Distributed systems modelling. gPROMS allows easy definition and solution of distributions to any practical number of dimenstions. For example, a fixed-bed catalytic reactor tube is described using three dimensions:
- axial, representing the variation of properties and conditions along the tube
- radial, representing the variation of properties and conditions from the centre of the tube to the radius
- intra-pore, representing the variation of properties and conditions along the length of catalyst pores
Distributions can also be in terms of properties – for example, polymer molecular weight or age of particles in a fluidised bed reactor – as well as spatial.
Flowsheeting capability, allowing you to simulate and optimise the entire reaction flowsheet rather than just a single unit, or include separation units and recycles.
Steady-state and dynamic modelling. gPROMS' inherent dynamic capabilities means that you can perform dynamic simulation and dynamic optimisation easily.
Powerful numerical solution capabilities. gPROMS was specifically designed to solve large numbers of equations, for steady-state or dynamic solution.

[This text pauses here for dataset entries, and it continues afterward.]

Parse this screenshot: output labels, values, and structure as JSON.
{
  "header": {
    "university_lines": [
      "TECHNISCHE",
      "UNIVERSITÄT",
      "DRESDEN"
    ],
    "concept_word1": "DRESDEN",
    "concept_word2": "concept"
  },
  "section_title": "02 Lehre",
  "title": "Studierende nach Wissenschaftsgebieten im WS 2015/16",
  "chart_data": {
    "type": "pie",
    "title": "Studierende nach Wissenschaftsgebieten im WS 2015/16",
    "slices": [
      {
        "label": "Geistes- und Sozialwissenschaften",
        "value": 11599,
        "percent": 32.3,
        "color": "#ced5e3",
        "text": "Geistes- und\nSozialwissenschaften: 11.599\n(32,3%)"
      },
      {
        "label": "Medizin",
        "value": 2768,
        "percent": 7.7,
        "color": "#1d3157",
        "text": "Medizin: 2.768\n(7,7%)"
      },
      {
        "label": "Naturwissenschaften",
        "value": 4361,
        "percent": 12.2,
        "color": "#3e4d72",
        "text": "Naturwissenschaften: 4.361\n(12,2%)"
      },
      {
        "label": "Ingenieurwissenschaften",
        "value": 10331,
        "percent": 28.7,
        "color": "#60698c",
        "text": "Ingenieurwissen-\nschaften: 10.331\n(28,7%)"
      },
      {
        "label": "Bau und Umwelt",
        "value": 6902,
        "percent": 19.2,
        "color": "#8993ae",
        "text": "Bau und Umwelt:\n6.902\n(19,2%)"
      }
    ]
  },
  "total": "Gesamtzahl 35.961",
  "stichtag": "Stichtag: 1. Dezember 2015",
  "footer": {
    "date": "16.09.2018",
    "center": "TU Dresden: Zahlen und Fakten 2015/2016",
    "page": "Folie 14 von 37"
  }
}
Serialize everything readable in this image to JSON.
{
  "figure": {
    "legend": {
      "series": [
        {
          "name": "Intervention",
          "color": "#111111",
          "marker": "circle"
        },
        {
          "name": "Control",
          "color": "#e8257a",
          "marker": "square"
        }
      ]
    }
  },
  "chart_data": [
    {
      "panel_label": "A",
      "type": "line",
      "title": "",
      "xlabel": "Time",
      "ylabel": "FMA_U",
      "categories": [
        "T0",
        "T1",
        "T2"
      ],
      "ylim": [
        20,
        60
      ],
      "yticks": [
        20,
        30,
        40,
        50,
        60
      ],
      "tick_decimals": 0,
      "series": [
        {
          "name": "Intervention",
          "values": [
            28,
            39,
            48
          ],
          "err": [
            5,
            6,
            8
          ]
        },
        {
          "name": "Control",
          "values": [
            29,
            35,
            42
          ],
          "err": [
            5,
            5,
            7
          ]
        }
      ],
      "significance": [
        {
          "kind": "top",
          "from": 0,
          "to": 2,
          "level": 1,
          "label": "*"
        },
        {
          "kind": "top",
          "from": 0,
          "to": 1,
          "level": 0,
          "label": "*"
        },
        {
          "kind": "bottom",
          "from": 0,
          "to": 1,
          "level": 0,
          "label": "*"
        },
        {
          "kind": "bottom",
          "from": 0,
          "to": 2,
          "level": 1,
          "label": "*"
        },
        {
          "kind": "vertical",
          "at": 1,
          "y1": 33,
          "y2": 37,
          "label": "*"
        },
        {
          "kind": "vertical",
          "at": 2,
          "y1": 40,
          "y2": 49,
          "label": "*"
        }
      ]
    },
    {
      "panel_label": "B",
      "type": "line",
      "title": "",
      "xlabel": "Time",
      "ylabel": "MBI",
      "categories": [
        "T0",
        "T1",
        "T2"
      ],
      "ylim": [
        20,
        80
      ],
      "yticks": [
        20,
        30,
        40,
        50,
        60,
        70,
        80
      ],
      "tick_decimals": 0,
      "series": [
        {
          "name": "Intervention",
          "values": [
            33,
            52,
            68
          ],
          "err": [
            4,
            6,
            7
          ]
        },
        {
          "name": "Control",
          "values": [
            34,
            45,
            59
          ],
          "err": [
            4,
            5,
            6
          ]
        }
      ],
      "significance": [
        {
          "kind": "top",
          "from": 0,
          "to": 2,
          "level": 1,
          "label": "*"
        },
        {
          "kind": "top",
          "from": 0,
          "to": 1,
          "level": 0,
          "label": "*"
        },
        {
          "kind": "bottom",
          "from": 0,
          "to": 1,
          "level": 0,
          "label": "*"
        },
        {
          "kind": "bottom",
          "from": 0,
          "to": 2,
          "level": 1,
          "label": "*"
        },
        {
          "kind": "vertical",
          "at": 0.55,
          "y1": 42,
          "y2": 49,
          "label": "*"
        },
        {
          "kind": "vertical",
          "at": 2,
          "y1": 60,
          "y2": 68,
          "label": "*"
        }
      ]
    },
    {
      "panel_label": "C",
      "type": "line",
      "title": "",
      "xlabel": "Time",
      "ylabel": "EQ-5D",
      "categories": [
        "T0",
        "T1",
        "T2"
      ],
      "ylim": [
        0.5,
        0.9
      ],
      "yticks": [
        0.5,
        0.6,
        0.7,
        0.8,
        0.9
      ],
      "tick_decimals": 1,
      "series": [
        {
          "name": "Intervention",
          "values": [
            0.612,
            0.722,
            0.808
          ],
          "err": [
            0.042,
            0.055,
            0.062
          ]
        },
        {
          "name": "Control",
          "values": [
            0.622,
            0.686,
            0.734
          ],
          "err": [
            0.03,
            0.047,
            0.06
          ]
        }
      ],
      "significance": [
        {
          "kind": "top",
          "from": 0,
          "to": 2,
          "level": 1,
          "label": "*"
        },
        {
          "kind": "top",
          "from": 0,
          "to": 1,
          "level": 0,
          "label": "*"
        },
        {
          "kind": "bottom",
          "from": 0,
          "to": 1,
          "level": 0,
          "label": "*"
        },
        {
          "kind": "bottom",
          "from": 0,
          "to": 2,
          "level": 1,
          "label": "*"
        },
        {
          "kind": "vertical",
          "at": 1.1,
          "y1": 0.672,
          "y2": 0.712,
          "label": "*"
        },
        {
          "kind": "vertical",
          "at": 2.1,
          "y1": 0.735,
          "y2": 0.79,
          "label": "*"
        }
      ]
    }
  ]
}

Some reactor models number hundreds of thousands of equations.
Optimisation capabilities. gPROMS has industry-leading capabilities for steady-state, dynamic and mixed-integer optimisation. These can be used to provide direct answers – rather than by trial-and-error simulation – to design and operational questions such as "what is the optimal grade change policy?" or "where should I locate the feed tray to this column given the likely feed disturbances?".